Underneath the poetry there is a real mechanism. The space senses the body, reads its distance and its motion, and turns that movement into sound in the moment it happens. Step closer and the tones shift. Move quickly and the rhythm answers. The instrument has no keys and no strings. The instrument is you, moving. And the sounds it gives back are drawn from Mautak, the bamboo of my home, from the long work of understanding how this species actually sounds.
This is the heart of what I am building at the mau. It begins with bamboo, because that is where the work started and what it is rooted in. But bamboo is only the first voice. The instrument does not care what it is asked to play. Movement is the constant, and the sound is whatever I choose to give it, so the music can be changed, swapped, rewritten entirely. The part I am most curious about is exactly that: going beyond bamboo, experimenting with other sounds and other textures, finding out what it takes to make not just bamboo sounds, but genuinely good music.
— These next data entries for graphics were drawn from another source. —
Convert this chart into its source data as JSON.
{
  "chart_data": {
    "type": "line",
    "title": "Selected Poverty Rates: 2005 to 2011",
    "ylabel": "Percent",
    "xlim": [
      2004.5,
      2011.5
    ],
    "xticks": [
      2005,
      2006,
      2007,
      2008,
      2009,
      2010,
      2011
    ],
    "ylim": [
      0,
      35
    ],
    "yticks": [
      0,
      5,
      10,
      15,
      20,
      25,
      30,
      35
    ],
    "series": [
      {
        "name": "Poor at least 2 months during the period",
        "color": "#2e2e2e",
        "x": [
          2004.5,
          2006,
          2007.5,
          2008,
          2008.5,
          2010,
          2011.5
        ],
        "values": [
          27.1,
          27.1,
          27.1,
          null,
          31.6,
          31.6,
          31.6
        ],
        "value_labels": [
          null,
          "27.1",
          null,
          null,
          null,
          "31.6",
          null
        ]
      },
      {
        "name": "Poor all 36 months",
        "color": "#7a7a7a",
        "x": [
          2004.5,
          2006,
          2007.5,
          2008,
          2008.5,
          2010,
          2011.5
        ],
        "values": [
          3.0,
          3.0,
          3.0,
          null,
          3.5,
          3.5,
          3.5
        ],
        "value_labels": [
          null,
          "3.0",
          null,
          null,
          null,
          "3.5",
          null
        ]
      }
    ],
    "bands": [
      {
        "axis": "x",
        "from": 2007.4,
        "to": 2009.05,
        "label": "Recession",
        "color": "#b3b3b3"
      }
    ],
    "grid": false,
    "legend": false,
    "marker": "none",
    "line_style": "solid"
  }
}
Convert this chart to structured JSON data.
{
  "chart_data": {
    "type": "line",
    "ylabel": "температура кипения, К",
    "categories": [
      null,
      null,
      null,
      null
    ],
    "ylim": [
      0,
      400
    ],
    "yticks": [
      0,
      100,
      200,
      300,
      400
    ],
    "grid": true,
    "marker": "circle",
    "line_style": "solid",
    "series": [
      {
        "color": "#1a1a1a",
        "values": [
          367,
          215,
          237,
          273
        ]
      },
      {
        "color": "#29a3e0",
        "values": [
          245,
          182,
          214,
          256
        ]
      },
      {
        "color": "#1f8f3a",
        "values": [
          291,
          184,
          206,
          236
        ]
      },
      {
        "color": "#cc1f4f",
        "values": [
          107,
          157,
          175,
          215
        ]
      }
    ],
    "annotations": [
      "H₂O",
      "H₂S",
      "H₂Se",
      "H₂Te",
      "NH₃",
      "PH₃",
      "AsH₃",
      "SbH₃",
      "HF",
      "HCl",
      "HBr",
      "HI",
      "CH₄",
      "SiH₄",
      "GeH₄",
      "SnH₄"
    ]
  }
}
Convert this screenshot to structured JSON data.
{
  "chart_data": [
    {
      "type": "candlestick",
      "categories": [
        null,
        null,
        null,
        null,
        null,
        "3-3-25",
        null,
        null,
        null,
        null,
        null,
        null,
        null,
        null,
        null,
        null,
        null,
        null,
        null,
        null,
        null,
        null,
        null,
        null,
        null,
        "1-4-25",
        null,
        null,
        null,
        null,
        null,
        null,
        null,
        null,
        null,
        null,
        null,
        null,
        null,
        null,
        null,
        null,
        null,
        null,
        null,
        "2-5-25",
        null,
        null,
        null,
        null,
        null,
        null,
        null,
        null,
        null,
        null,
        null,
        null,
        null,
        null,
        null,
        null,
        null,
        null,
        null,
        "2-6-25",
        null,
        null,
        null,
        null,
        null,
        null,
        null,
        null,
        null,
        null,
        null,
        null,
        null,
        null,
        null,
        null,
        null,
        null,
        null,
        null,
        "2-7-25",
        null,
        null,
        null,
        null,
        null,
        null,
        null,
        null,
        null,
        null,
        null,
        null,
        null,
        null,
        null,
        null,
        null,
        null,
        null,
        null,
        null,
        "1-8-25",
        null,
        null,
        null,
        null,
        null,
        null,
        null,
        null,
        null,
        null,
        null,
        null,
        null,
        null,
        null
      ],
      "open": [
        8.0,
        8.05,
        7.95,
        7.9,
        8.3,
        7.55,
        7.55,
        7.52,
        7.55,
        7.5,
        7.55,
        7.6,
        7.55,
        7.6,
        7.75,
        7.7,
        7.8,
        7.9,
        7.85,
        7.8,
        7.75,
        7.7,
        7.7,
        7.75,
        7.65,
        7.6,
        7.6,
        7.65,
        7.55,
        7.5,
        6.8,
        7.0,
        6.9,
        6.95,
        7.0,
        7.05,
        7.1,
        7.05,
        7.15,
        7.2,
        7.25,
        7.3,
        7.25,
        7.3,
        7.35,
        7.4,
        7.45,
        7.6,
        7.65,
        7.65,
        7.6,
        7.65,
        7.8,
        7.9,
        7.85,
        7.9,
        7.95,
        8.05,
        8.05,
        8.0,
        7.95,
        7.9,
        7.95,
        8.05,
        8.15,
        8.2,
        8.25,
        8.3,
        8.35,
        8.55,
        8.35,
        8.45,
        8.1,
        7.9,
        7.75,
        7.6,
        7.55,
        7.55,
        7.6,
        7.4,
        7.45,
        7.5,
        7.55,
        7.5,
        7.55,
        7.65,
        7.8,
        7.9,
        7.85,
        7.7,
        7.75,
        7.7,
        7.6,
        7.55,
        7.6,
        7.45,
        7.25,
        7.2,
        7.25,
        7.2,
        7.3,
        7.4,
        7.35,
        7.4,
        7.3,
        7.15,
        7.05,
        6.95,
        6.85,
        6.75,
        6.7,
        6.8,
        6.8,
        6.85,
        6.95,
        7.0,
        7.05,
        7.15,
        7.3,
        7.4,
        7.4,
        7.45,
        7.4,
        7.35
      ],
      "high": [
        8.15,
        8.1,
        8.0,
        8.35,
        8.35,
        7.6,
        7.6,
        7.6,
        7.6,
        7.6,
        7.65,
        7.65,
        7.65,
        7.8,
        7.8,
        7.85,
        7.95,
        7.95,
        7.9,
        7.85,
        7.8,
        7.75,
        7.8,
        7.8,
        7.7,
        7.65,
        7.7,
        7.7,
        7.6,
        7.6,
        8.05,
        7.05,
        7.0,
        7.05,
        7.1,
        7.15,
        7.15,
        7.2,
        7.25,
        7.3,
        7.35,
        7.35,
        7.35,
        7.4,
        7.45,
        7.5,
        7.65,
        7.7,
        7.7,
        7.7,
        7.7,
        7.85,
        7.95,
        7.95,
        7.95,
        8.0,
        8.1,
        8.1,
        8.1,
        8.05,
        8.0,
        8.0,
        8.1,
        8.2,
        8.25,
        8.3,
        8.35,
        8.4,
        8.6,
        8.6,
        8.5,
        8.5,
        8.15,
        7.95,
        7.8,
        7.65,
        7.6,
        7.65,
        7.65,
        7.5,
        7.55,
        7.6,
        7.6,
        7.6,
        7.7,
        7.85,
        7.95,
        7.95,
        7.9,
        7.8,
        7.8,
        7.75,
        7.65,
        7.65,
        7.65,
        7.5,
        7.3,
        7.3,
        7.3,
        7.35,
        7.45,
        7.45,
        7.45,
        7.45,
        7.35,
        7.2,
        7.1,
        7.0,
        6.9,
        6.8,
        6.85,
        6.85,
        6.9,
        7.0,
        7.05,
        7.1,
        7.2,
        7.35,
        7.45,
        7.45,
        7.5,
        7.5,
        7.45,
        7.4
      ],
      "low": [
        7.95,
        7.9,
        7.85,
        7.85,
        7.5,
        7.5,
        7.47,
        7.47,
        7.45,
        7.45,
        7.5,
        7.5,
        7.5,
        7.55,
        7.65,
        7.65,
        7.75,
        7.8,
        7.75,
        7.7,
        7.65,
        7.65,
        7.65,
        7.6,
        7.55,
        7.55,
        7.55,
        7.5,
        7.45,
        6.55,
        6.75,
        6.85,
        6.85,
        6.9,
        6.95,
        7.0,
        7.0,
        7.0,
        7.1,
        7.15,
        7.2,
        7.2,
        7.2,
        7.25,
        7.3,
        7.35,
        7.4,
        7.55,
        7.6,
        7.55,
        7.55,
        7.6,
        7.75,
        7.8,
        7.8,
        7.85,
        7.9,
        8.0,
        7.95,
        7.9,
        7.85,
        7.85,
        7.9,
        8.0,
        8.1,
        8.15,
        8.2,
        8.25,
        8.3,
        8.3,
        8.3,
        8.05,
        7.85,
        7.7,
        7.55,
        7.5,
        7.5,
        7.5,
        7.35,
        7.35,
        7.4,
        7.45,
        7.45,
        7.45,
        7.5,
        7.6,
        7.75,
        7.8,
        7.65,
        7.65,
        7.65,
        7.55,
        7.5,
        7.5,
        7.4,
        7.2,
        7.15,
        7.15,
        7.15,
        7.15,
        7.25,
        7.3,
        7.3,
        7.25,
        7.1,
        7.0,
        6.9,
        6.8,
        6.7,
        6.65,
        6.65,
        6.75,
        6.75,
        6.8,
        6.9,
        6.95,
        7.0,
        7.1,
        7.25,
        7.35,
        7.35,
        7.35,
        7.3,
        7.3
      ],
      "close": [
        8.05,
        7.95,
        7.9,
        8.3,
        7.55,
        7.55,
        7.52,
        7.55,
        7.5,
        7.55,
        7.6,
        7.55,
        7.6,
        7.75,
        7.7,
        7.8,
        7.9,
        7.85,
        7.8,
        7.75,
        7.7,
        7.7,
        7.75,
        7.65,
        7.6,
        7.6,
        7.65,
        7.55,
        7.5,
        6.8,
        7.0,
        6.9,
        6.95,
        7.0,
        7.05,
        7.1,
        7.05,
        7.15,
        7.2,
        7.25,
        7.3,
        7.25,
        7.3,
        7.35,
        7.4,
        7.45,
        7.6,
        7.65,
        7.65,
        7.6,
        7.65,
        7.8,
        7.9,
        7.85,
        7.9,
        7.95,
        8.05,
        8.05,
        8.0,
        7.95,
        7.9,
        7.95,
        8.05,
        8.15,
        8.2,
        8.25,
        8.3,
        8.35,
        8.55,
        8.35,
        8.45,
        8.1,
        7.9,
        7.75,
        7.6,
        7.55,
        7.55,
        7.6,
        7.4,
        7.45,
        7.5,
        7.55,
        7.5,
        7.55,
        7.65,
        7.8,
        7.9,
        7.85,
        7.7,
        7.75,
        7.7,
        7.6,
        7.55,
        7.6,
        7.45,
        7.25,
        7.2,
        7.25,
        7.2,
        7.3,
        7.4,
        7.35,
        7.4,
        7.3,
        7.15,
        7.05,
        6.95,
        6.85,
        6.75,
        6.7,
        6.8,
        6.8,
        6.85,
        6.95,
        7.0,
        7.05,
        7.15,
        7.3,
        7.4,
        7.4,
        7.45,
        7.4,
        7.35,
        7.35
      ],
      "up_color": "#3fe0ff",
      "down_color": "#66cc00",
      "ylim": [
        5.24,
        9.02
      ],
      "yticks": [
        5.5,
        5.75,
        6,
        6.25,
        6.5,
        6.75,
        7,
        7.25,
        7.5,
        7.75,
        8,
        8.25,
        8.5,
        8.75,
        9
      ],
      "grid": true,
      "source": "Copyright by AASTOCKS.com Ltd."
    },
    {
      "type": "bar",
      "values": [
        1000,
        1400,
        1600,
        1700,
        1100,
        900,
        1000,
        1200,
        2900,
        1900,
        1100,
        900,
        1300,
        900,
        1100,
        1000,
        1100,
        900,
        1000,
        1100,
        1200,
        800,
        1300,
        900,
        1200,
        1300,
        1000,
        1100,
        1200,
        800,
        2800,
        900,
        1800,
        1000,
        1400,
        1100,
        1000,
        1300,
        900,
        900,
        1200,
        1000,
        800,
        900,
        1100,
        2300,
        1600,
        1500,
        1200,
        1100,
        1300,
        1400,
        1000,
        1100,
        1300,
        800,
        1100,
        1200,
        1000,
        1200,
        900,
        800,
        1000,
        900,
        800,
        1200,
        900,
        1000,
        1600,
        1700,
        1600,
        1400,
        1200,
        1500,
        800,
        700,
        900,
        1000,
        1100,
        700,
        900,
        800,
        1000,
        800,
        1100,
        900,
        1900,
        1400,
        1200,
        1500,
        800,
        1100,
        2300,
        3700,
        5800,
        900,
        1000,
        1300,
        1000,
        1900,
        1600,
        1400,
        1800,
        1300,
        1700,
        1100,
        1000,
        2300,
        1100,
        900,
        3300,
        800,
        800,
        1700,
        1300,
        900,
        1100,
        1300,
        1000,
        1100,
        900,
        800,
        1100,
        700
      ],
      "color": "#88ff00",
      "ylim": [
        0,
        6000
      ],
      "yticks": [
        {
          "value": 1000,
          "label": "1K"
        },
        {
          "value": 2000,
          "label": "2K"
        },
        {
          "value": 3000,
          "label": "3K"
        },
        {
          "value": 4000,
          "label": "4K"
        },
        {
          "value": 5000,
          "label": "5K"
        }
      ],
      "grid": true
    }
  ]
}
And the form is as open as the sound. It does not have to be a room with walls. It could be a ring of bamboo poles, or an arrangement of objects, or any shape at all that can be made to sense a body and answer it.
Right now I am building one such space. It is an interactive dancing space ringed by poles of bamboo, the centre left open for whoever steps in, one dancer or several. It returns to where this began. A dancer among the poles, the body inside the music, the rhythm made by drawing closer and stepping away, except this time there is no one holding the poles and no clap to keep the time. There is only the dancer, or the dancers together, the bamboo standing around them, and the sound that rises to meet each movement.
And this is the part I love most. The dancer is not really playing the bamboo. The dancer is conducting it, calling the music up out of the air with the turn of a shoulder, a step taken or held, an arm reaching out into the space and drawing back. Every dancer who walks into the ring becomes a conductor. The orchestra is the space I have built around them, and it plays nothing until they move.
As for how it works, it belongs to physical computing, a field where microcontrollers and sensors let movement in real space become signal, and signal become sound. I am still in the prototyping stage, building it with Arduino, engineering the chain that runs from the sensing through to the sound engine. Once it is finished, and the proper protections are in place around it, I hope to share more of it.